Musik ist an Weihnachten nicht wegzudenken. Von getragenen, christlichen Weihnachtsliedern bis zu fröhlichen Liedern für Kinder ist für jeden etwas dabei. In Finnland scheint die Bandbreite dabei besonders weit zu sein. So gibt es beim beliebten www.jouluradio.fi sogar einen Heavy/Rock-Weihnachtssender. Das Onlineradio startet jedes Jahr am ersten Advent mit einem „Hoosianna“ und sendet nichts als Weihnachtslieder.

6. Ruoka

6. Ruoka

„Wäre doch Weihnachten, dann dürfte man auch nachts essen.“ lautet eine Aussage, die durchaus zeigt, welch ein wichtiger Bestandteil das Essen an Weihnachten ist. Traditionell gibt es an Heiligabend einen reich gefüllten Esstisch. Ursprünglich ließ man den Tisch auch nachts gedeckt, damit sich die Hauswichtel und andere Hungrige in der langen Nacht satt essen konnten. Zum finnischen Weihnachtsessen gehören der Weihnachtsschinken und zahlreiche Aufläufe. Am Vormittag des 24.12. wird Milchreis gegessen. In ihm ist eine Mandel versteckt und der Finder kann mit Glück für das kommende Jahr rechnen.

Auch Glühwein (glögi) gibt es in Finnland. Traditionell einen Beerenglühwein, der mit Mandeln und Rosinen und häufig auch einem Schuss Wodka verfeinert wird.

Hier geht es zum Rezept!

7. Tiernapojat

7. Tiernapojat

Die Tiernapojat sind mit den katholischen Sternsingern zu vergleichen und ihre Tradition reicht bis in das 17. Jahrhundert zurück. Der erste namentlich bekannte Tiernapoika ist Johan Ludvig Runeberg, der spätere finnische Volksdichter.
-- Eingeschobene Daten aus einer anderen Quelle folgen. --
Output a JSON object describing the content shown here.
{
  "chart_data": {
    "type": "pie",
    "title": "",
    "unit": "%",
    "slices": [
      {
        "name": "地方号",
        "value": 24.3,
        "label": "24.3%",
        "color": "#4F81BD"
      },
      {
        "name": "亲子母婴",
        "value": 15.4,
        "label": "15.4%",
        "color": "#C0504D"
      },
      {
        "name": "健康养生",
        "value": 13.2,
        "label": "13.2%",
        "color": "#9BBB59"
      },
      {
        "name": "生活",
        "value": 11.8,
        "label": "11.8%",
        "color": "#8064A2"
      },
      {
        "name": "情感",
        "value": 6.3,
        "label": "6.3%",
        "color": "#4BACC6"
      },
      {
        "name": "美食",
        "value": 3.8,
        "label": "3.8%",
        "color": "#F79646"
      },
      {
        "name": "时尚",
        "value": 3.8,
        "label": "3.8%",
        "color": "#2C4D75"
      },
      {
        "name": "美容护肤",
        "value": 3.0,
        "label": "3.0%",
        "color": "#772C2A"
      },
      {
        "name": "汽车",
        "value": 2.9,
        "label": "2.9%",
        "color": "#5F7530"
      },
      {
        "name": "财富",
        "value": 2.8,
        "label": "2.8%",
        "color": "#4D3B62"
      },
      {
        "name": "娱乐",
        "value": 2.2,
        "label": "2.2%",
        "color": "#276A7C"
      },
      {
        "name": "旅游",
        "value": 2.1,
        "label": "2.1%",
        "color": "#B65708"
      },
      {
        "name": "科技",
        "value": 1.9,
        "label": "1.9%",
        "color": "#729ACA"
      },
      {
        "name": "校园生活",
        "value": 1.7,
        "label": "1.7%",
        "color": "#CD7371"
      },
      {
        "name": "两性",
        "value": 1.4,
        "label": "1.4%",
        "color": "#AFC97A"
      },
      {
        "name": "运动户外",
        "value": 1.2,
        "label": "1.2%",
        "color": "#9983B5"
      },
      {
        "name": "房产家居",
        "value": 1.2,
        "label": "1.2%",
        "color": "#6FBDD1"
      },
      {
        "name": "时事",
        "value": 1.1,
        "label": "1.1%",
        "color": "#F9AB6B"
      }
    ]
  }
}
Die finnischen Sternsinger ziehen nicht nur am Dreikönigstag von Haus zu Haus; in der Adventszeit darf ihr Schauspiel in Schulen und Weihnachtsfeiern nicht fehlen. Vor allem in der Region um Oulu ist diese Tradition verwurzelt. Seit 1933 werden dort die besten Tiernapojat gekürt.

8. Gedenken an Verstorbene

8. Gedenken an Verstorbene

Der Besuch der Weihnachtskirche gehört in vielen Haushalten zur Tradition an Heiligabend. Im Anschluss an den Gottesdienst werden Kerzen an die Gräber von Verwandten und Freunden gebracht und die Friedhöfe so in ein Lichtermeer verwandelt. Schnee gibt dem Licht zusätzlich eine ganz besondere Atmosphäre. Zu Ehren der Veteranen und Kriegshelden organisieren Soldaten und Reservisten eine ständige Wache an den Gräbern.

9. Pikkujoulut

9. Pikkujoulut

In der Vorweihnachtszeit sind die Kalender prall gefüllt. Schon ab Ende Oktober werden Weihnachtsfeiern abgehalten. „Kleine Weihnachten“ (pikkujoulut) nennt man das Ganze. Die Wurzeln der Weihnachtsfeierkultur reichen bis zum Anfang des 20. Jahrhunderts zurück. Studenten nahmen den Trend aus Schweden auf. Heute sind die Feiern aus der Firmenlandschaft nicht wegzudenken und viele bemühen sich sehr, ein außergewöhnliches Programm auf die Beine zu stellen. Natürlich geht es durchaus auch feucht-fröhlich zu.

10. Der Deutschen liebster Baum mit finnischem Namensgeber

10. Der Deutschen liebster Baum mit finnischem Namensgeber

Der beliebteste Weihnachtsbaum in Deutschland, die Nordmanntanne, stammt ursprünglich aus dem Kaukasus. Benannt wurde er nicht nach Wikingern oder den „Nordmannen“, sondern nach dem finnischen Biologen Alexander von Nordmann. Der wichtigste Produzent ist Dänemark.